We have some promises that we’re looking forward to. Like children. But having the promise isn’t enough. Having a prophetic word isn’t enough. The prophetic word gives us a target to aim for, it promises that if we work that direction we will be successful, but most of the time (there are exceptions), the prophetic declaration does not make the thing happen. That part is up to us.

If we want to give birth to the promise, first we must get intimate with the one who can inseminate us with promise. We must come to His private chambers and uncover ourselves. We must draw near with love and let Him plant the dream in our uncovered heart.

Then we need to make preparations in our lives for the changes that are not there yet: we must live in some measure as if the thing which was promised was already here. We need to make room for it. Has God promised you a teaching ministry? Then you’d better spend hours in the Word. Has God promised you riches? Then you must learn responsibility and restraint. Has God promised you a mate? Then you must make room in your house, your budget, your personality for him or her. There are some activities and more attitudes that must be eliminated altogether; if we don’t, we may unintentionally kill the promise.
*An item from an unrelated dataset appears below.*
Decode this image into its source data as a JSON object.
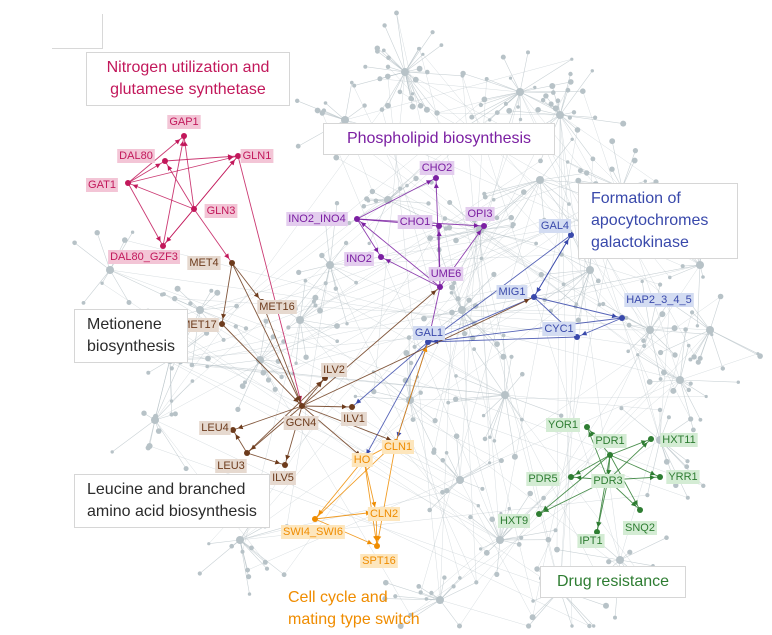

Being pregnant with promise is as terribly uncomfortable, awkward, inconvenient as physical pregnancy. Things work completely differently. You’re in the “Now but not yet” place that makes no sense. My relationship with God is different: He sees the promise fulfilled yet, even though I can’t see that fulfillment to save my life.

My relationship with my church family is different: some of them can see the bulging promise, and some cannot. We can’t see the promises ourselves sometimes. Those that can see it can’t help but speak to it, rubbing our belly as it were; those that can’t see it don’t understand why we’re acting the way we are; they complain and whine about the changes we are making in favor of the promise.

Eventually it comes time for the promise to be born, but even then, aggressive faith is required. There’s a “push” that is needed, and often, we don’t understand it until it’s time. But if we don’t push, the promise may be stillborn.

Babies and promises are alike in that they don’t happen without a whole lot of participation on our part.

There are many among us that are pregnant with promise in these days. Some are aware, are under the care of a “doctor” in the form of a mentor, and as a result, many are moving well towards their goals and dreams. Others have no doctor caring for them, but the Father of their pregnancy is counseling them wisely, and their birth is approaching well; there are no complications.

Yet there are some who sit around watching TV and wonder at what’s happening to them. Some keep bungee-jumping or deep-sea diving, and reject the counsel of those older and wiser around them, and they wonder that the birth of their dreams is not proceeding well. They make no room in their lives for the promise, and they wonder that the promise does not come in the way they expect it, in the time they expect.

Do you have a promise that has not been fulfilled? Have you submitted yourself to the care of a mentor, to the care of the Father, or are you still living as you did before you received the promise? Are you making room for the promise, making preparations to birth?